As soon as I got off the ferry-boat in Louisville, in as sad a plight as any wretched man was ever in, I met an old friend, who had known me in years previous, and who handed me two dollars, requesting me to call at his office the next morning, when he would give me such assistance as I needed. The two dollars I spent that day for whisky. That night I begged a quarter to pay for my lodging. The next day, by begging, I filled up pretty well on whisky again. Toward evening I went into a Main-street house and asked a gentleman for a quarter to pay for a night's lodging, I had lost all pride, all self-respect, and could beg with a brazen face. The gentleman handed me a card of Holcombe's Mission. As I did not know or care anything about missions or churches, I merely stuck the card in my pocket and went on my way. After walking around for some time I heard the remark: "There goes that old man now." Upon looking up I recognized the gentleman whom I last asked for a quarter to pay for a night's lodging, and another man, engaged in conversation. The other gentleman, who proved to be the Rev. Steve Holcombe, of Holcombe's Mission, took me by the hand and invited me up to the Mission rooms, where I told him my story. He asked me if I ever had asked God through Jesus Christ to assist me in my endeavors to become a sober man. I told him I had not, as I had made up my mind years ago that God had no use for me. I felt as though I had sinned beyond redemption.

I had left home very early in life. My mother was the best Christian woman I had ever seen. She was a Methodist, but she never could preach Christianity to me – I fell back on my own righteousness. I did not drink, I did not smoke, I did not chew, I did not swear, I did not run after women, I did not loaf around saloons like other young men. When my mother was after me to join the church, I told her that would not make me any better: "Look at your church members; is that man any better than I am?" My sister, along toward the last, having joined the Episcopal church, I took two pews in that church; was a lay member, but I did not attend it. That was in Newport – St. Paul's Episcopal church, Newport. When the minister insisted on my going to church, I told him that while he would be preaching sermons I would be building steamboats, so his sermons would not do me any good.

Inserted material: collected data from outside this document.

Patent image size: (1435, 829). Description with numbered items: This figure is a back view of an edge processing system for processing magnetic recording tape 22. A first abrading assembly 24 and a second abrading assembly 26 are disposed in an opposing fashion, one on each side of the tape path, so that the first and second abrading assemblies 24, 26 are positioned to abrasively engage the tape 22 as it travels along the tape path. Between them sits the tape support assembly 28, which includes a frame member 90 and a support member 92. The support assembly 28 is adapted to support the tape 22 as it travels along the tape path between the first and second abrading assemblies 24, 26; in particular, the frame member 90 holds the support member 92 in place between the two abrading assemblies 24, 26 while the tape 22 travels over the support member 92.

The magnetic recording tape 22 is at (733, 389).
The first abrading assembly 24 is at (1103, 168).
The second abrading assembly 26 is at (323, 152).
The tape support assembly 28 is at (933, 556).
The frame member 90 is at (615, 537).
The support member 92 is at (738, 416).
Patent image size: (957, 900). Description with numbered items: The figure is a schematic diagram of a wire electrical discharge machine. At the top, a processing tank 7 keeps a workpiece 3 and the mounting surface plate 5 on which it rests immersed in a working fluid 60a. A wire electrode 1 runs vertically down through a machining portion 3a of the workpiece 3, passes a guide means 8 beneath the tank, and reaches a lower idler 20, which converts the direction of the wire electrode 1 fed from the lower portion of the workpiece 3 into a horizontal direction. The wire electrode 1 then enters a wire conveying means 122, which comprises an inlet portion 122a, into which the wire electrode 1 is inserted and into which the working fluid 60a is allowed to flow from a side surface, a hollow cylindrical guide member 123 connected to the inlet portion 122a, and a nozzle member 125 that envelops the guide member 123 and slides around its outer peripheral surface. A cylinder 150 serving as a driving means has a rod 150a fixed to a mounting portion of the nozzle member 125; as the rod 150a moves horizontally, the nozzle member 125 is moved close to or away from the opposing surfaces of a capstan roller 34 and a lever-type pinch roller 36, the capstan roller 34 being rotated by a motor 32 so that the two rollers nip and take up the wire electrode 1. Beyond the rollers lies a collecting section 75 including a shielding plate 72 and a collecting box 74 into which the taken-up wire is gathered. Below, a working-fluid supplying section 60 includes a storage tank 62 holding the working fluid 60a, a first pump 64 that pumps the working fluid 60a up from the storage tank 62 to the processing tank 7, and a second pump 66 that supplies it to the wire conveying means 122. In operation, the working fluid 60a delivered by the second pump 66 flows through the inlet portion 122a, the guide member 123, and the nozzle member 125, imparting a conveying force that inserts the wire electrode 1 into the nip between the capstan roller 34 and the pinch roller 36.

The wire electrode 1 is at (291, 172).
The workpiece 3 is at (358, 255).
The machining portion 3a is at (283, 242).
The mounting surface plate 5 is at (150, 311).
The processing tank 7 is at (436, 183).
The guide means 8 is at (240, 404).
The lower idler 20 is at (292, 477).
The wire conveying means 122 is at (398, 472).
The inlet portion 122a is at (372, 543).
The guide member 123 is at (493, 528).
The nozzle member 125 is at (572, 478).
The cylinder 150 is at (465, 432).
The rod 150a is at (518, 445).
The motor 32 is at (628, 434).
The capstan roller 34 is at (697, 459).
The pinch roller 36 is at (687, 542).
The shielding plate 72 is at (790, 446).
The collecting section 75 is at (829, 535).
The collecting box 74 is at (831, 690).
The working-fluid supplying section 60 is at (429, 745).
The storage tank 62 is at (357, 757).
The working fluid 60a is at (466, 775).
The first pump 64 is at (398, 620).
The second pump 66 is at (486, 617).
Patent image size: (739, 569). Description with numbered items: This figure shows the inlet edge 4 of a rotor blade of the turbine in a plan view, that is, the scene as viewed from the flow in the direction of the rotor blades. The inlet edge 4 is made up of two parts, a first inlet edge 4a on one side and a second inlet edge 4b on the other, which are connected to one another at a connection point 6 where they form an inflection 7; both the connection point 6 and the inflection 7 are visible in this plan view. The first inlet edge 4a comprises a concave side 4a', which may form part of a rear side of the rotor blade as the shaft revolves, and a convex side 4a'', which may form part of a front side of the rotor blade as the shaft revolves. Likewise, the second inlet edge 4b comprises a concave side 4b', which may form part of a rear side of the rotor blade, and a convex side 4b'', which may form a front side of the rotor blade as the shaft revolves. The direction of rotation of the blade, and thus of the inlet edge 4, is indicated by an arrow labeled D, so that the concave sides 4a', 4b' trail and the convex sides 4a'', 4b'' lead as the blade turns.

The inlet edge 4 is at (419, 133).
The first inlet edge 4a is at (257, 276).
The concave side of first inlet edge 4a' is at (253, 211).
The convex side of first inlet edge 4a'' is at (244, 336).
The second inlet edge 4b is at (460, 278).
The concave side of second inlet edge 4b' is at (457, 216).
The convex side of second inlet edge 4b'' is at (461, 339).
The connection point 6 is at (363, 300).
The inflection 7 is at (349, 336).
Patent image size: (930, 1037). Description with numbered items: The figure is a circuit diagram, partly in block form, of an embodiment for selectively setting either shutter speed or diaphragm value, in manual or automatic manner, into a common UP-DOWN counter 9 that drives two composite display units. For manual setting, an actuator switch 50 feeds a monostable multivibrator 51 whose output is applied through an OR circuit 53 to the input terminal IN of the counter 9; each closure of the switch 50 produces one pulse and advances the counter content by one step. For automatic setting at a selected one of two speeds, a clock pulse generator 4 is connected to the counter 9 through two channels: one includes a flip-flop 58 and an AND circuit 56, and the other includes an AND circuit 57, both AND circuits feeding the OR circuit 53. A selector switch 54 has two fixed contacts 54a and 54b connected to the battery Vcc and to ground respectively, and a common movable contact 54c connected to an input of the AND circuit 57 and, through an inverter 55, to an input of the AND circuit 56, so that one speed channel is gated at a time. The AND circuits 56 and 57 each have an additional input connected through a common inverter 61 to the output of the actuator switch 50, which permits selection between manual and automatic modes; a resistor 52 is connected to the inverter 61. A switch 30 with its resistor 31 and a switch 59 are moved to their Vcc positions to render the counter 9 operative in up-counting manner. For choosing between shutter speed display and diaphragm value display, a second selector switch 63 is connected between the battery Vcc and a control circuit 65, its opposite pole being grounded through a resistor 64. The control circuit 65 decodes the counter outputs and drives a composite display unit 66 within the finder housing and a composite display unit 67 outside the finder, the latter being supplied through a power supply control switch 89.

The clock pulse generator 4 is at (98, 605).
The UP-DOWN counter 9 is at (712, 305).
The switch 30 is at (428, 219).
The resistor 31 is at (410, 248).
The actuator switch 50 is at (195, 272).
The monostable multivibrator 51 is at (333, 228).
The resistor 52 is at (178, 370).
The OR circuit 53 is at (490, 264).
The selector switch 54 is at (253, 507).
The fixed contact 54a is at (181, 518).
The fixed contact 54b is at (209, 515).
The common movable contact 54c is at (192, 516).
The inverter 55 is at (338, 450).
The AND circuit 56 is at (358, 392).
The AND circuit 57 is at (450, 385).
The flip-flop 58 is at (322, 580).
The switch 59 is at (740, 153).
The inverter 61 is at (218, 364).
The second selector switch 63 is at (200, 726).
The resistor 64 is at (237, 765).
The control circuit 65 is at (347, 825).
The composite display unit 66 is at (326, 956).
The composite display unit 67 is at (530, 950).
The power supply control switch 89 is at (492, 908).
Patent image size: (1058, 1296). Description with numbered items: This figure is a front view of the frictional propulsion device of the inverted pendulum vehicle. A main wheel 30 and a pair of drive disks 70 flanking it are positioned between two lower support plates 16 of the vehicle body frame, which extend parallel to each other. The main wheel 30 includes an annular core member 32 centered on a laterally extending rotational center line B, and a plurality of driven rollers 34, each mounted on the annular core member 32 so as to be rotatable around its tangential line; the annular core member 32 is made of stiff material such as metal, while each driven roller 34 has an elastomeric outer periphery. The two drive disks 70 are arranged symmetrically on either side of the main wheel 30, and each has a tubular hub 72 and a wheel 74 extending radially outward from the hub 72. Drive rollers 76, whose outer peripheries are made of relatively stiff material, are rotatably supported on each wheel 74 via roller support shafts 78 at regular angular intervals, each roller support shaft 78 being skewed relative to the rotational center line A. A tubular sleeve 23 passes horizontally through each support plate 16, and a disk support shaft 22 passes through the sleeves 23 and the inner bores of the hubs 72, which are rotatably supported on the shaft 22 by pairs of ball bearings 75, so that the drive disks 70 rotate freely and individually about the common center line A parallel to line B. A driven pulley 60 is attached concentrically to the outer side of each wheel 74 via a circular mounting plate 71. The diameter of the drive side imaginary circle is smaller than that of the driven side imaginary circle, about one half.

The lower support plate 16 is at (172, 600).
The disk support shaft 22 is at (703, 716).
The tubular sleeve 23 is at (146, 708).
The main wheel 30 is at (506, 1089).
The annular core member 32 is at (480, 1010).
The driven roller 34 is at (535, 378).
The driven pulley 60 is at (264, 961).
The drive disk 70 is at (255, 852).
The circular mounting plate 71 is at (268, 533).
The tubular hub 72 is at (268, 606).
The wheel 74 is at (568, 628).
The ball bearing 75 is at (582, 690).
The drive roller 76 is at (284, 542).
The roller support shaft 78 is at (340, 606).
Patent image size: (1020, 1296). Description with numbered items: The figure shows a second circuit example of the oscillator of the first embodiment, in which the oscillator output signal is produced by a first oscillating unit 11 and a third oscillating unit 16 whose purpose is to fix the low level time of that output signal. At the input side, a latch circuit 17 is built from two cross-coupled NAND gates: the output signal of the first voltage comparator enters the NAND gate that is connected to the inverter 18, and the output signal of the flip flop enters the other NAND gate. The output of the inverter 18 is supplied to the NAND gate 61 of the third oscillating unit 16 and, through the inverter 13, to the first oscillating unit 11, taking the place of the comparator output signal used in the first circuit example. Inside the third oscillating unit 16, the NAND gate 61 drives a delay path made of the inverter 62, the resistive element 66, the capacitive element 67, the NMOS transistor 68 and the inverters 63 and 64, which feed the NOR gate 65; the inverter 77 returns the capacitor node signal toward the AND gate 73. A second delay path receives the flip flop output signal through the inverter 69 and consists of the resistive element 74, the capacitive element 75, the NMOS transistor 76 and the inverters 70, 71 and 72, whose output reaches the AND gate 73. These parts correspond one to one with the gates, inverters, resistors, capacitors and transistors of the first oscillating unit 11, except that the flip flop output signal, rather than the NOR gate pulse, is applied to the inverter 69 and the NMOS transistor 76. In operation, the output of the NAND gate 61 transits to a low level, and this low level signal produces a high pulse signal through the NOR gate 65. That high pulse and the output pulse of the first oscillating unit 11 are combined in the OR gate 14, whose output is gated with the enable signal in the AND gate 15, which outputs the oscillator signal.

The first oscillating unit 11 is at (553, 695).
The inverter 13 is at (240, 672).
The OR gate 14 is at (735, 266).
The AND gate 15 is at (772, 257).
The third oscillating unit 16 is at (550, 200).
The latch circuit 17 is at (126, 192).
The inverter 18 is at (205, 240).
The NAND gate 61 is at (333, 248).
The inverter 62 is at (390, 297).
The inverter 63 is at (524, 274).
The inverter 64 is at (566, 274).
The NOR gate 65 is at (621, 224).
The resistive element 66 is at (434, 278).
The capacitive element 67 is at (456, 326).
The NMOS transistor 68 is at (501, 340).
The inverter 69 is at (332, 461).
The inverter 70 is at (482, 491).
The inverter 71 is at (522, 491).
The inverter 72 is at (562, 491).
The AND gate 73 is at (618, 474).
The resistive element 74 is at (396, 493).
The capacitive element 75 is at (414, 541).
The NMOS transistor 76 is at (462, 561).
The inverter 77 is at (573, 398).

After I got to drinking, my poor daughter did not see me. I did not go to my children at all. I never got but one letter from them during that time, from 1872 to 1884, and that was a letter that went to Cincinnati, and they held it there, I believe, for two years. I was at Cincinnati a good many times; but they could never get me to stay there long enough to get my children down to see me. As soon as I had an idea that they were manœuvring for anything of that kind, I would get out of town at once, and they would not know where I had gone.